Matching revs up AND down is more important than shifting at a certain RPM... as far as smoothness and wear to your clutch is concerned. You learn to judge how much your revs fall by executing a certain shift and release the clutch appropriately.

For example,

If your engine is at 4000RPM prior to your shift and you judge that it will be at approx. 3400RPM after you have shifted into the next higher gear, then you should keep the clutch engaged and your foot off of the gas until just before the tach falls to the 3400RPM mark. Disengage the clutch at that point and it doesn't have to do any work.

When downshifting, you can do the same by lightly feathering the gas right after disengaging the clutch, bringing the revs up... Once you get good at it it's like second nature.


----------



## Huezo (Dec 16, 2004)

I usually shift at 3.5-4.5K and give it a brief burst of WOT immediately before upshifting.:eeps:

I also rev-match the downshifts and tend to keep the revs between 3-5K when slowing down considerably or coming to a stop.


----------



## Fast Bob (Jun 4, 2004)

Huezo said:


> I usually shift at 3.5-4.5K and give it a brief burst of WOT immediately before upshifting.:eeps:
> 
> I also rev-match the downshifts and tend to keep the revs between 3-5K when slowing down considerably or coming to a stop.


If the above accurately describes your technique, then you`ve definitely got it all ass-backward....

Regards,
Bob


----------



## Bart001 (Apr 9, 2005)

Don't shift so early that you lug the engine.

Don't shift so late that you go past the redline.

Between those two, where you shift will govern how fast you go, how smooth you go, and your fuel economy. Driving gently and shifting relatively early will give you max. economy but less "zoom zoom fun" factor.


----------



## kyfdx (Aug 4, 2003)

cameltoeninja said:


> Hello I am trying to figure out when you guys shift for daily driving(normal)?
> I shift around 2.5-3rpm. Also I have 5 speed, and when do I shift from 4th to 5th, I shift too quick and feel drivetrain making hitting noise(not smooth), basically shifting too fast or not enough rpm, must wind it more in 4th before shifting into 5th.
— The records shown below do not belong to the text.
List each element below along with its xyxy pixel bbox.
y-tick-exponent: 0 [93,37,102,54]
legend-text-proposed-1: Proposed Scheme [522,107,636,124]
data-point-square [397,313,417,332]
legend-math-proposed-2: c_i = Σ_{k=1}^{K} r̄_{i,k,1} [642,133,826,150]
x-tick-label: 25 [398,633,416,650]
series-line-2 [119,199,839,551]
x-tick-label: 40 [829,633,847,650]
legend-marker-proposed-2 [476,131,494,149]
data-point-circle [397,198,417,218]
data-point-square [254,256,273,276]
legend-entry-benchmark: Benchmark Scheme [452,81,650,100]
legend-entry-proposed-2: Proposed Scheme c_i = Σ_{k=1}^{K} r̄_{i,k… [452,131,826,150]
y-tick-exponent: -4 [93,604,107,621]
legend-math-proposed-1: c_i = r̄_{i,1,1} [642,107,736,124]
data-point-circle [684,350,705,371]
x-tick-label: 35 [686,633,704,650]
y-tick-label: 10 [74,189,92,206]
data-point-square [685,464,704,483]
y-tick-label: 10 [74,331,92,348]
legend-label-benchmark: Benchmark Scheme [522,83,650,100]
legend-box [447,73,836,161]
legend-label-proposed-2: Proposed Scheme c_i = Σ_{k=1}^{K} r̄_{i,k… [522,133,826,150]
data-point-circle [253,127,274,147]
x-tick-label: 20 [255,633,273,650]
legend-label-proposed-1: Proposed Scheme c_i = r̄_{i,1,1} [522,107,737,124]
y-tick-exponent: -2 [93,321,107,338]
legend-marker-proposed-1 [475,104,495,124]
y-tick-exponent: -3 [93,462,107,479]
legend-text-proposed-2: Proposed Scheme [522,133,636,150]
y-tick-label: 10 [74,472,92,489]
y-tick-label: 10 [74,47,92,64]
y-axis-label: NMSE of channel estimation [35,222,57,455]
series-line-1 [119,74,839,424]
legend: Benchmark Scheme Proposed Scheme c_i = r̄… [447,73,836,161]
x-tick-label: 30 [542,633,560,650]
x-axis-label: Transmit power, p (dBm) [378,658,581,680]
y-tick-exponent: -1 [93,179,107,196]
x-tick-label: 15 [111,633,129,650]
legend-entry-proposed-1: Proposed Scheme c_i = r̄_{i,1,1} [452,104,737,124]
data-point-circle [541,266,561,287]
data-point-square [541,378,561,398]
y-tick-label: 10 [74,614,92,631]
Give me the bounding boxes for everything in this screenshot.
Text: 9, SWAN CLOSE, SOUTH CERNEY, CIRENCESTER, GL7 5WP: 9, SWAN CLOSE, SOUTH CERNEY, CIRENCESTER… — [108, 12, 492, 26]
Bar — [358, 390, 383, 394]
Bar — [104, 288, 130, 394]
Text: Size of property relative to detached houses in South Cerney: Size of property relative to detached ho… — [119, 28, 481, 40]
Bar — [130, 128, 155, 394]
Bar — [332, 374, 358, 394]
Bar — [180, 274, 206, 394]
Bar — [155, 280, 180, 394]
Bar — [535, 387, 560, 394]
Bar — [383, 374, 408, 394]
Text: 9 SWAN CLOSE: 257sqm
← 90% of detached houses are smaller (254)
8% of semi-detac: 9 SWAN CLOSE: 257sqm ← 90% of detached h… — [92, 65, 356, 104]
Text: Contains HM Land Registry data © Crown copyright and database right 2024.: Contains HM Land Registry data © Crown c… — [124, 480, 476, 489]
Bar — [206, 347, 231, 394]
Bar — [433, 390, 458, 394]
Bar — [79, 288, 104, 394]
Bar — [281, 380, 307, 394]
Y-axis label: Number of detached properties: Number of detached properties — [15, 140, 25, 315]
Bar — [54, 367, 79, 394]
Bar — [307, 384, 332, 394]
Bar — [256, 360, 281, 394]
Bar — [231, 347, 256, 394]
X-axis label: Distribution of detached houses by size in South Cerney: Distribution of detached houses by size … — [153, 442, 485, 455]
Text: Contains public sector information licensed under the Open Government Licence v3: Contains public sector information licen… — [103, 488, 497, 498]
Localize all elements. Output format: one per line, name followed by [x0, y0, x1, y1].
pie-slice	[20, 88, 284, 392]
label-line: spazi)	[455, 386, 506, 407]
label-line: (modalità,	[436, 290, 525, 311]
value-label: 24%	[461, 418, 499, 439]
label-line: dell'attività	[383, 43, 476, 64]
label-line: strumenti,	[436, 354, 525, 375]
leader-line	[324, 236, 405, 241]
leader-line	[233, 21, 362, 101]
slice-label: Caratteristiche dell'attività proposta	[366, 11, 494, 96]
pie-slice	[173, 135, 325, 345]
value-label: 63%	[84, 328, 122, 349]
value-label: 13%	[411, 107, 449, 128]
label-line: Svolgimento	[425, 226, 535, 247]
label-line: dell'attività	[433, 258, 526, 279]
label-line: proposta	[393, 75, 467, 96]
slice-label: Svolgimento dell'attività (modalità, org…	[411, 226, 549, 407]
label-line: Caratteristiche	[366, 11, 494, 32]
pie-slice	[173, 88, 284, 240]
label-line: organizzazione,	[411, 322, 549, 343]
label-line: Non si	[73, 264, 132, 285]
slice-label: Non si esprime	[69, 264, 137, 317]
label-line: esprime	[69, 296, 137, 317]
Please share your experiences.


It sounds like you need to wind it out a bit more.. From your description, the revs are too low when you upshift, and you are lugging the engine..

Check your revs after you shift.... If you are below 2K RPM, then you are upshifting too soon... If you are still accelerating, you should be at 2500 RPM or higher after you shift...

This is a real generalization.... but, I'd say shifts at 3500 RPM or higher are appropriate, especially if you are still accelerating... If you are up to speed, then you can upshift a little sooner...

regards,
kyfdx


----------